Professor Griggs was asked by Mairi Gougeon MSP Cabinet Secretary for Rural Affairs and Islands to:

  • review the existing evidence base and engage with key stakeholders in order to identify the issues impacting on the efficient and effective operation of the regulatory framework for aquaculture from the perspective of the industry, users of the shared marine environment (tourism, wild fisheries), communities and regulators; and
  • make recommendations for further work in relation to improved efficiency and more fundamental institutional reform.

The review team accepted written submissions and conducted interviews until December 2021[2]. The report highlights that all the people and organisations that provided input to the process thought that the current regulatory system for aquaculture needs to change. Fidra would agree current regulations need to change, with urgent action taken to protect the environment.

Professor Griggs’ recommendations

It is vital that considering and implementing the recommendations from this latest review does not slow down or supersede those from the previous inquiries that are being actioned, developed or planned. In particular, the earlier inquiries clearly stated that salmon farming should not be allowed to grow or expand if the environmental impacts of the industry were not addressed.

As Dr Clare Cavers, Senior Projects Manager at Fidra, points out: “This review should be another step in addressing concerns around the environmental impacts of salmon farming and not a way to skirt round them”.

A summary of the Griggs’ recommendations are:

  1. Finfish, shellfish and seaweed should have different regulatory frameworks designed specifically for each sector;
  2. There should be a single website and body with guidance on aquaculture;
  3. There should be a new single consenting document which mandates what all parties including the local community are subject to, and which contains a ‘social contract’ that recognises the community and its needs;
  4. Science and other evidence used by all in the sector is reviewed independently, with a central science and evidence base run by industry and Scottish Government, and part of the licence cost used to fund further scientific and other research;
  5. The Scottish Government produce a 10 year framework for each sector within 12 months, working with all parties through a Project Board;
  6. All existing sites should be examined to determine whether they can operate within the framework once it is in place, and sites where finfish production is unlikely to continue under the new framework should give up all licences held on that site;
  7. A single licencing payment is introduced based on production volume of each site, that covers the costs of all parties involved in the process, including a new licencing and consents unit, and also addresses community benefit by ensuring a significant amount goes back to the communities of the areas where sites are situated;
  8. Innovation and development is encouraged with special consents or licences.

Interpretation and implementation

There is, as ever with discussions around industry, a focus on the economic contribution of aquaculture in Scotland.  By definition an economically sustainable practice must not negatively impact the social, environmental and cultural aspects of a community.

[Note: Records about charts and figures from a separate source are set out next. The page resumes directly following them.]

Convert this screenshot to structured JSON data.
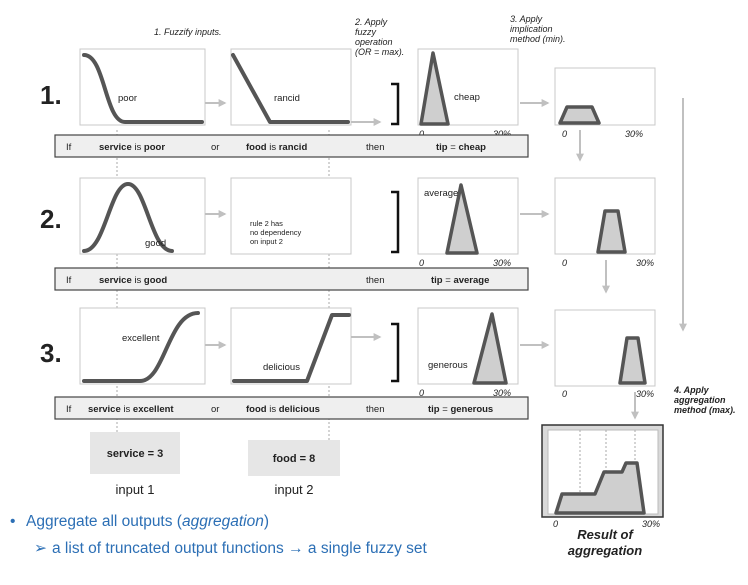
{
  "steps": {
    "s1": "1. Fuzzify inputs.",
    "s2": [
      "2. Apply",
      "fuzzy",
      "operation",
      "(OR = max)."
    ],
    "s3": [
      "3. Apply",
      "implication",
      "method (min)."
    ],
    "s4": [
      "4. Apply",
      "aggregation",
      "method (max)."
    ]
  },
  "rows": [
    {
      "number": "1.",
      "input1_label": "poor",
      "input2_label": "rancid",
      "output_label": "cheap",
      "rule": {
        "if": "If",
        "a_var": "service",
        "is1": "is",
        "a_val": "poor",
        "op": "or",
        "b_var": "food",
        "is2": "is",
        "b_val": "rancid",
        "then": "then",
        "c_var": "tip",
        "eq": "=",
        "c_val": "cheap"
      }
    },
    {
      "number": "2.",
      "input1_label": "good",
      "input2_note": [
        "rule 2 has",
        "no dependency",
        "on input 2"
      ],
      "output_label": "average",
      "rule": {
        "if": "If",
        "a_var": "service",
        "is1": "is",
        "a_val": "good",
        "then": "then",
        "c_var": "tip",
        "eq": "=",
        "c_val": "average"
      }
    },
    {
      "number": "3.",
      "input1_label": "excellent",
      "input2_label": "delicious",
      "output_label": "generous",
      "rule": {
        "if": "If",
        "a_var": "service",
        "is1": "is",
        "a_val": "excellent",
        "op": "or",
        "b_var": "food",
        "is2": "is",
        "b_val": "delicious",
        "then": "then",
        "c_var": "tip",
        "eq": "=",
        "c_val": "generous"
      }
    }
  ],
  "axis": {
    "min": "0",
    "max": "30%"
  },
  "inputs": [
    {
      "value": "service = 3",
      "name": "input 1"
    },
    {
      "value": "food = 8",
      "name": "input 2"
    }
  ],
  "result": [
    "Result of",
    "aggregation"
  ],
  "bullets": {
    "b1_prefix": "Aggregate all outputs (",
    "b1_italic": "aggregation",
    "b1_suffix": ")",
    "b2_left": "a list of truncated output functions",
    "b2_right": "a single fuzzy set"
  }
}
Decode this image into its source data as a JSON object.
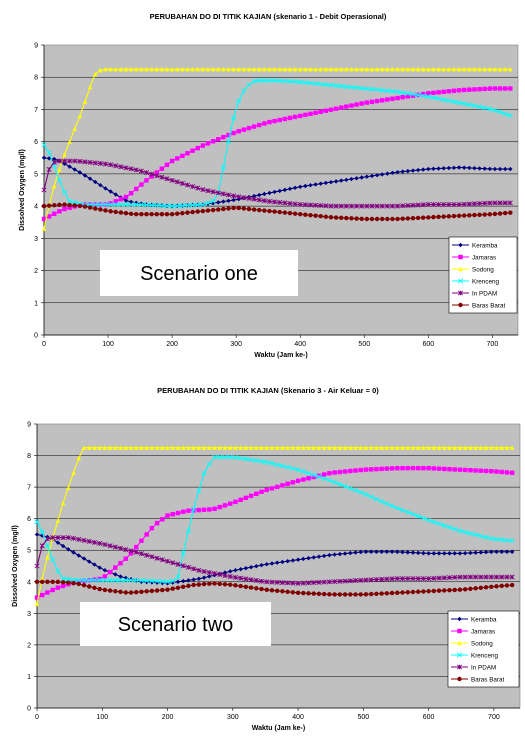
{
  "chart_data": [
    {
      "type": "line",
      "title": "PERUBAHAN DO DI TITIK KAJIAN (skenario 1 - Debit Operasional)",
      "xlabel": "Waktu (Jam ke-)",
      "ylabel": "Dissolved Oxygen (mg/l)",
      "xlim": [
        0,
        740
      ],
      "ylim": [
        0,
        9
      ],
      "xticks": [
        0,
        100,
        200,
        300,
        400,
        500,
        600,
        700
      ],
      "yticks": [
        0,
        1,
        2,
        3,
        4,
        5,
        6,
        7,
        8,
        9
      ],
      "grid": "horizontal",
      "legend_position": "right",
      "plot_background": "#c0c0c0",
      "annotation": "Scenario one",
      "series": [
        {
          "name": "Keramba",
          "color": "#000080",
          "marker": "diamond",
          "points": [
            [
              0,
              5.5
            ],
            [
              20,
              5.45
            ],
            [
              60,
              5.0
            ],
            [
              100,
              4.5
            ],
            [
              130,
              4.15
            ],
            [
              160,
              4.05
            ],
            [
              200,
              4.0
            ],
            [
              250,
              4.05
            ],
            [
              300,
              4.2
            ],
            [
              350,
              4.4
            ],
            [
              400,
              4.6
            ],
            [
              450,
              4.75
            ],
            [
              500,
              4.9
            ],
            [
              550,
              5.05
            ],
            [
              600,
              5.15
            ],
            [
              650,
              5.2
            ],
            [
              700,
              5.15
            ],
            [
              730,
              5.15
            ]
          ]
        },
        {
          "name": "Jamaras",
          "color": "#ff00ff",
          "marker": "square",
          "points": [
            [
              0,
              3.6
            ],
            [
              30,
              3.9
            ],
            [
              60,
              4.05
            ],
            [
              100,
              4.05
            ],
            [
              130,
              4.3
            ],
            [
              160,
              4.8
            ],
            [
              200,
              5.4
            ],
            [
              250,
              5.9
            ],
            [
              300,
              6.3
            ],
            [
              350,
              6.6
            ],
            [
              400,
              6.8
            ],
            [
              450,
              7.0
            ],
            [
              500,
              7.2
            ],
            [
              550,
              7.35
            ],
            [
              600,
              7.5
            ],
            [
              650,
              7.6
            ],
            [
              700,
              7.65
            ],
            [
              730,
              7.65
            ]
          ]
        },
        {
          "name": "Sodong",
          "color": "#ffff00",
          "marker": "triangle",
          "points": [
            [
              0,
              3.3
            ],
            [
              10,
              4.2
            ],
            [
              20,
              4.9
            ],
            [
              30,
              5.5
            ],
            [
              40,
              6.0
            ],
            [
              50,
              6.5
            ],
            [
              60,
              7.0
            ],
            [
              70,
              7.6
            ],
            [
              80,
              8.1
            ],
            [
              90,
              8.25
            ],
            [
              150,
              8.25
            ],
            [
              300,
              8.25
            ],
            [
              450,
              8.25
            ],
            [
              600,
              8.25
            ],
            [
              730,
              8.25
            ]
          ]
        },
        {
          "name": "Krenceng",
          "color": "#00ffff",
          "marker": "x",
          "points": [
            [
              0,
              5.9
            ],
            [
              10,
              5.6
            ],
            [
              20,
              5.0
            ],
            [
              30,
              4.5
            ],
            [
              40,
              4.15
            ],
            [
              60,
              4.05
            ],
            [
              100,
              4.05
            ],
            [
              150,
              4.05
            ],
            [
              200,
              4.0
            ],
            [
              250,
              4.05
            ],
            [
              270,
              4.2
            ],
            [
              280,
              5.2
            ],
            [
              290,
              6.2
            ],
            [
              300,
              7.1
            ],
            [
              315,
              7.7
            ],
            [
              330,
              7.9
            ],
            [
              360,
              7.9
            ],
            [
              400,
              7.85
            ],
            [
              450,
              7.75
            ],
            [
              500,
              7.65
            ],
            [
              550,
              7.55
            ],
            [
              600,
              7.4
            ],
            [
              650,
              7.2
            ],
            [
              700,
              7.0
            ],
            [
              730,
              6.8
            ]
          ]
        },
        {
          "name": "In PDAM",
          "color": "#800080",
          "marker": "star",
          "points": [
            [
              0,
              4.5
            ],
            [
              10,
              5.3
            ],
            [
              20,
              5.4
            ],
            [
              50,
              5.4
            ],
            [
              100,
              5.3
            ],
            [
              150,
              5.1
            ],
            [
              200,
              4.8
            ],
            [
              250,
              4.5
            ],
            [
              300,
              4.3
            ],
            [
              350,
              4.15
            ],
            [
              400,
              4.05
            ],
            [
              450,
              4.0
            ],
            [
              500,
              4.0
            ],
            [
              550,
              4.0
            ],
            [
              600,
              4.05
            ],
            [
              650,
              4.05
            ],
            [
              700,
              4.1
            ],
            [
              730,
              4.1
            ]
          ]
        },
        {
          "name": "Baras Barat",
          "color": "#800000",
          "marker": "circle",
          "points": [
            [
              0,
              4.0
            ],
            [
              30,
              4.05
            ],
            [
              60,
              4.0
            ],
            [
              100,
              3.85
            ],
            [
              140,
              3.75
            ],
            [
              200,
              3.75
            ],
            [
              250,
              3.85
            ],
            [
              300,
              3.95
            ],
            [
              350,
              3.85
            ],
            [
              400,
              3.75
            ],
            [
              450,
              3.65
            ],
            [
              500,
              3.6
            ],
            [
              550,
              3.6
            ],
            [
              600,
              3.65
            ],
            [
              650,
              3.7
            ],
            [
              700,
              3.75
            ],
            [
              730,
              3.8
            ]
          ]
        }
      ]
    },
    {
      "type": "line",
      "title": "PERUBAHAN DO DI TITIK KAJIAN (Skenario 3 - Air Keluar = 0)",
      "xlabel": "Waktu (Jam ke-)",
      "ylabel": "Dissolved Oxygen (mg/l)",
      "xlim": [
        0,
        740
      ],
      "ylim": [
        0,
        9
      ],
      "xticks": [
        0,
        100,
        200,
        300,
        400,
        500,
        600,
        700
      ],
      "yticks": [
        0,
        1,
        2,
        3,
        4,
        5,
        6,
        7,
        8,
        9
      ],
      "grid": "horizontal",
      "legend_position": "bottom-right",
      "plot_background": "#c0c0c0",
      "annotation": "Scenario two",
      "series": [
        {
          "name": "Keramba",
          "color": "#000080",
          "marker": "diamond",
          "points": [
            [
              0,
              5.5
            ],
            [
              20,
              5.4
            ],
            [
              50,
              5.0
            ],
            [
              100,
              4.4
            ],
            [
              130,
              4.15
            ],
            [
              160,
              4.0
            ],
            [
              200,
              3.95
            ],
            [
              250,
              4.1
            ],
            [
              300,
              4.35
            ],
            [
              350,
              4.55
            ],
            [
              400,
              4.7
            ],
            [
              450,
              4.85
            ],
            [
              500,
              4.95
            ],
            [
              550,
              4.95
            ],
            [
              600,
              4.9
            ],
            [
              650,
              4.9
            ],
            [
              700,
              4.95
            ],
            [
              730,
              4.95
            ]
          ]
        },
        {
          "name": "Jamaras",
          "color": "#ff00ff",
          "marker": "square",
          "points": [
            [
              0,
              3.5
            ],
            [
              30,
              3.8
            ],
            [
              60,
              4.0
            ],
            [
              100,
              4.1
            ],
            [
              140,
              4.8
            ],
            [
              180,
              5.8
            ],
            [
              200,
              6.1
            ],
            [
              230,
              6.25
            ],
            [
              270,
              6.3
            ],
            [
              300,
              6.5
            ],
            [
              350,
              6.9
            ],
            [
              400,
              7.2
            ],
            [
              450,
              7.45
            ],
            [
              500,
              7.55
            ],
            [
              550,
              7.6
            ],
            [
              600,
              7.6
            ],
            [
              650,
              7.55
            ],
            [
              700,
              7.5
            ],
            [
              730,
              7.45
            ]
          ]
        },
        {
          "name": "Sodong",
          "color": "#ffff00",
          "marker": "triangle",
          "points": [
            [
              0,
              3.3
            ],
            [
              10,
              4.3
            ],
            [
              20,
              5.1
            ],
            [
              30,
              5.8
            ],
            [
              40,
              6.5
            ],
            [
              50,
              7.1
            ],
            [
              60,
              7.7
            ],
            [
              70,
              8.25
            ],
            [
              150,
              8.25
            ],
            [
              300,
              8.25
            ],
            [
              450,
              8.25
            ],
            [
              600,
              8.25
            ],
            [
              730,
              8.25
            ]
          ]
        },
        {
          "name": "Krenceng",
          "color": "#00ffff",
          "marker": "x",
          "points": [
            [
              0,
              5.9
            ],
            [
              10,
              5.5
            ],
            [
              20,
              4.9
            ],
            [
              30,
              4.4
            ],
            [
              40,
              4.1
            ],
            [
              60,
              4.05
            ],
            [
              100,
              4.05
            ],
            [
              150,
              4.05
            ],
            [
              200,
              4.0
            ],
            [
              215,
              4.05
            ],
            [
              225,
              5.0
            ],
            [
              240,
              6.3
            ],
            [
              255,
              7.4
            ],
            [
              270,
              7.95
            ],
            [
              300,
              7.95
            ],
            [
              350,
              7.8
            ],
            [
              400,
              7.55
            ],
            [
              450,
              7.2
            ],
            [
              500,
              6.8
            ],
            [
              550,
              6.35
            ],
            [
              600,
              5.95
            ],
            [
              650,
              5.6
            ],
            [
              700,
              5.35
            ],
            [
              730,
              5.3
            ]
          ]
        },
        {
          "name": "In PDAM",
          "color": "#800080",
          "marker": "star",
          "points": [
            [
              0,
              4.5
            ],
            [
              10,
              5.3
            ],
            [
              20,
              5.4
            ],
            [
              50,
              5.4
            ],
            [
              100,
              5.2
            ],
            [
              150,
              4.95
            ],
            [
              200,
              4.65
            ],
            [
              250,
              4.35
            ],
            [
              300,
              4.15
            ],
            [
              350,
              4.0
            ],
            [
              400,
              3.95
            ],
            [
              450,
              4.0
            ],
            [
              500,
              4.05
            ],
            [
              550,
              4.1
            ],
            [
              600,
              4.1
            ],
            [
              650,
              4.15
            ],
            [
              700,
              4.15
            ],
            [
              730,
              4.15
            ]
          ]
        },
        {
          "name": "Baras Barat",
          "color": "#800000",
          "marker": "circle",
          "points": [
            [
              0,
              4.0
            ],
            [
              30,
              4.0
            ],
            [
              60,
              3.95
            ],
            [
              100,
              3.75
            ],
            [
              140,
              3.65
            ],
            [
              200,
              3.75
            ],
            [
              240,
              3.9
            ],
            [
              270,
              3.95
            ],
            [
              300,
              3.9
            ],
            [
              350,
              3.75
            ],
            [
              400,
              3.65
            ],
            [
              450,
              3.6
            ],
            [
              500,
              3.6
            ],
            [
              550,
              3.65
            ],
            [
              600,
              3.7
            ],
            [
              650,
              3.75
            ],
            [
              700,
              3.85
            ],
            [
              730,
              3.9
            ]
          ]
        }
      ]
    }
  ]
}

Interpreting and implementing the recommendations of the review must therefore take consideration of the environmental impacts and cost of the industry[3], and work to minimise them.

The recommendation to examine sites to ensure they can operate within the new framework is a step towards this. Fidra believes that removing the licences of farms that cannot operate within the new framework  must be prioritised over enabling the establishment of new sites. It is important to identify existing sites which are in the wrong place or the wrong size, so that their impacts on the environment are stopped as quickly as possible

While a more co-ordinated approach towards licensing, monitoring and regulation is welcomed by Fidra, it must not come at the expense of local authorities and communities having a strong voice in these processes.  Rather than being involved less they should be more empowered to make informed decisions and have access to accurate and comprehensive information, and sound scientific advice.

The report appears to favour the use of adaptive management over the precautionary principle, without suggesting that the two may not be totally exclusive. Fidra believes a regulatory system can be adaptive and also encompass precautionary approaches.  Certainly any implementation of Professor Griggs’ recommendations should take into consideration the outcomes of the previous inquiries and the Salmon Interactions Working Group, which include recommending use of the precautionary principle.

While there is a lack of emphasis on environmental impacts, the desire to see changes happen as fast as possible with input from all interested parties including local communities is a positive step, and hopefully a further consultation process will provide the opportunity to highlight ongoing concerns.